Kreditkarten vergleichen lohnt sich – Mit der richtigen Auswahl können Sie massiv Geld sparen


Die Kostenstrukturen der Kreditkarten sind nicht einfach zu verstehen. Dazu kommt, dass der Gebrauch des Plastikgeldes von Person zu Person verschieden ist. Ein jüngster Vergleich zeigt jedoch einmal mehr: ein Produkt schwimmt bei allen Verhaltensmustern ganz oben mit: die Cumulus MasterCard der Cembra Money Bank.



In einer kürzlich veröffentlichten Studie von Moneyland wurden 190 Kreditkarten auf dem Schweizer Markt auf Herz und Nieren getestet. Anhand von 3 Nutzerprofilen wurden die Kosten des Plastikgelds verglichen. Das Einkaufsverhalten von Gelegenheitsnutzern, Vielnutzern und Wenignutzern wurden verglichen und die jährlichen Kosten eruiert. Das Resultat: die Gratiskarte Cumulus MasterCard ist immer entweder #1 oder #2 in der Nutzer-Rangliste der günstigsten MasterCards oder Visa Produkten in der Schweiz. Aus den Vergleichen sieht man deutlich, dass das Sparpotential für die Nutzer enorm ist.

Bei der Einführung von eben dieser Kreditkarte im Jahre 2006 wurde das neue Angebote von den übrigen Anbietern noch belächelt. An einer Kreditkarten Tagung hat sogar der Kartenverantwortliche der UBS den Kommentar von sich gegeben: „wir glauben nicht, dass die Schweizer Kunden eine Kreditkarte ohne Jahresgebühr wünschen.“ Die Platzhirsche machten sich offensichtlich keine Sorgen um Ihre Marktanteile. Sein Kommentar war irgendwie auch verständlich, hatte die UBS zu diesem Zeitpunkt doch rund eine Million Kreditkarten im Portfolio, jede mit einer Jahresgebühr von mindestens CHF 100.- . Mit anderen Worten, am 1. Januar jedes Jahres hatte die UBS bereits Einnahmen von CHF 100'000'000.- auf sicher. Eine komfortable Ausganslage für ein jedes Jahr.

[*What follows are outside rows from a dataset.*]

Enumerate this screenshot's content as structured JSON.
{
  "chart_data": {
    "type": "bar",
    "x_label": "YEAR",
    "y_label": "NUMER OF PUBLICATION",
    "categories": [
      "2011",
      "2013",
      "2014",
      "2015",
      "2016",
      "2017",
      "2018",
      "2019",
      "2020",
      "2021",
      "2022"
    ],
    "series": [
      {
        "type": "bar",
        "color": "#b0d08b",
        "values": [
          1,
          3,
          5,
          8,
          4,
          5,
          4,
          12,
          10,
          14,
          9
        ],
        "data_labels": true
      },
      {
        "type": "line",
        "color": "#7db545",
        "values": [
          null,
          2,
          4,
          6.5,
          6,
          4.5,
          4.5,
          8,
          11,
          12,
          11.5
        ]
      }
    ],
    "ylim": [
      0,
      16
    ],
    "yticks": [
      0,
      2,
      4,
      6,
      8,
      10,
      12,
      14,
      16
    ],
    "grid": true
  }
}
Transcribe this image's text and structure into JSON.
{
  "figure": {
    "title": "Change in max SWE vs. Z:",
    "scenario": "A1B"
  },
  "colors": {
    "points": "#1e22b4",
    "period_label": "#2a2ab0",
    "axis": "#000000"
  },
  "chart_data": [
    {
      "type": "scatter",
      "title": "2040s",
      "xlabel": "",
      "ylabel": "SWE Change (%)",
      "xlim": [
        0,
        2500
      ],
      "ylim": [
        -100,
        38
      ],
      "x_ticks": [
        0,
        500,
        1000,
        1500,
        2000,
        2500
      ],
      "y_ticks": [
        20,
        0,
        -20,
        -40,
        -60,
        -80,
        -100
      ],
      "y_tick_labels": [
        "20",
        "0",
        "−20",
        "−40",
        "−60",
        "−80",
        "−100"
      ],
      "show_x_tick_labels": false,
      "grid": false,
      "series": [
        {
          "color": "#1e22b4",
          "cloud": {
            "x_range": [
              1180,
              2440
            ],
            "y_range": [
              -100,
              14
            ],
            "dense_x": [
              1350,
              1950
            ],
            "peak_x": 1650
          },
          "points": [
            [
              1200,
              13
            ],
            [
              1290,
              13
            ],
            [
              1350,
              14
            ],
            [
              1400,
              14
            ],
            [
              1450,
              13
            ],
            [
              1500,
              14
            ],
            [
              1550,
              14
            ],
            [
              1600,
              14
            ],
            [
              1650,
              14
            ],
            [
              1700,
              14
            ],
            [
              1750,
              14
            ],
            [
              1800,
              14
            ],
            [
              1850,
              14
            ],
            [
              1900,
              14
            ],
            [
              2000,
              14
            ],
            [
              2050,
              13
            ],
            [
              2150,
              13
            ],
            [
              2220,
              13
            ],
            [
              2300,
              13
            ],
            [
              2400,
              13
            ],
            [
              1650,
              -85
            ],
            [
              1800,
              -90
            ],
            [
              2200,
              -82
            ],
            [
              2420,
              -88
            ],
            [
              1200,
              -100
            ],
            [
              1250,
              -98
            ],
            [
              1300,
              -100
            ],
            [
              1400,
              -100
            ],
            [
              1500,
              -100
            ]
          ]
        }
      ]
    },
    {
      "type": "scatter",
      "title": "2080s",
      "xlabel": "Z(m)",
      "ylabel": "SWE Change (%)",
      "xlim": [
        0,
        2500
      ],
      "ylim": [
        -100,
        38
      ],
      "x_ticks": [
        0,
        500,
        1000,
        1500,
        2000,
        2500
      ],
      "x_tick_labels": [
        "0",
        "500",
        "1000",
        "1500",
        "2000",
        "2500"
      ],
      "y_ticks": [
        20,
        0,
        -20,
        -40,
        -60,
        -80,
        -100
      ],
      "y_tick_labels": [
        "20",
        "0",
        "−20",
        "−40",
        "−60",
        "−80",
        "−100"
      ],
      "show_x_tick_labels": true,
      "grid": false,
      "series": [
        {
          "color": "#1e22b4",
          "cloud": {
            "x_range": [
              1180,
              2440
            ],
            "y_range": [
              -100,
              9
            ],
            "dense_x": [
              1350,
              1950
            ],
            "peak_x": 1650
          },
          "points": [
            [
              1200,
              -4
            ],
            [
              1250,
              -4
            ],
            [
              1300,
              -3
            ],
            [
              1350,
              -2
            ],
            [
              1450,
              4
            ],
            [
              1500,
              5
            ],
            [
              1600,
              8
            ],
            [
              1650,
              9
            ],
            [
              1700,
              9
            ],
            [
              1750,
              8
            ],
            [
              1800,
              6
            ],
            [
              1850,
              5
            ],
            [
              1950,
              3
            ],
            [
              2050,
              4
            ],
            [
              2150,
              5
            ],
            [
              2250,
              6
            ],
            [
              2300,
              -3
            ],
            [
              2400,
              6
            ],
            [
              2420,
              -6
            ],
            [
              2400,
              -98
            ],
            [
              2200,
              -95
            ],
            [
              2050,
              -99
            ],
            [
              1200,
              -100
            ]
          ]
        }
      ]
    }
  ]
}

Wenn wir das Rad der Zeit 8 Jahre nach vorne drehen und den Markt von heute ansehen, dann können wir folgendes feststellen: Die UBS, aber auch die anderen Grossbanken, konnte zwar viele der Karteninhaber behalten und ziehen weiterhin beträchtliche, unseres Erachtens unnötige Jahresgebühren von Ihren Kunden ein. Doch das Wachstum der Karten mit Jahresgebühren war in den letzten Jahren nicht berauschen. Jedoch ist das Segment der Gratiskarten geradezu explodiert. Mit ca. 1'000'000 neuen Kreditkarten haben die Gratiskarten den Markt grundlegend verändert. Da diese Karten zusätzlich mit den Loyalitätsprogrammen der beiden grossen Detailhändlern Migros und Coop verbunden sind, ist deren Umsatzverhalten für die Herausgeber sehr attraktiv. Die Schweizer Kunden wünschen also doch eine Kreditkarte ohne Jahresgebühr und nutzen diese auch aktiv.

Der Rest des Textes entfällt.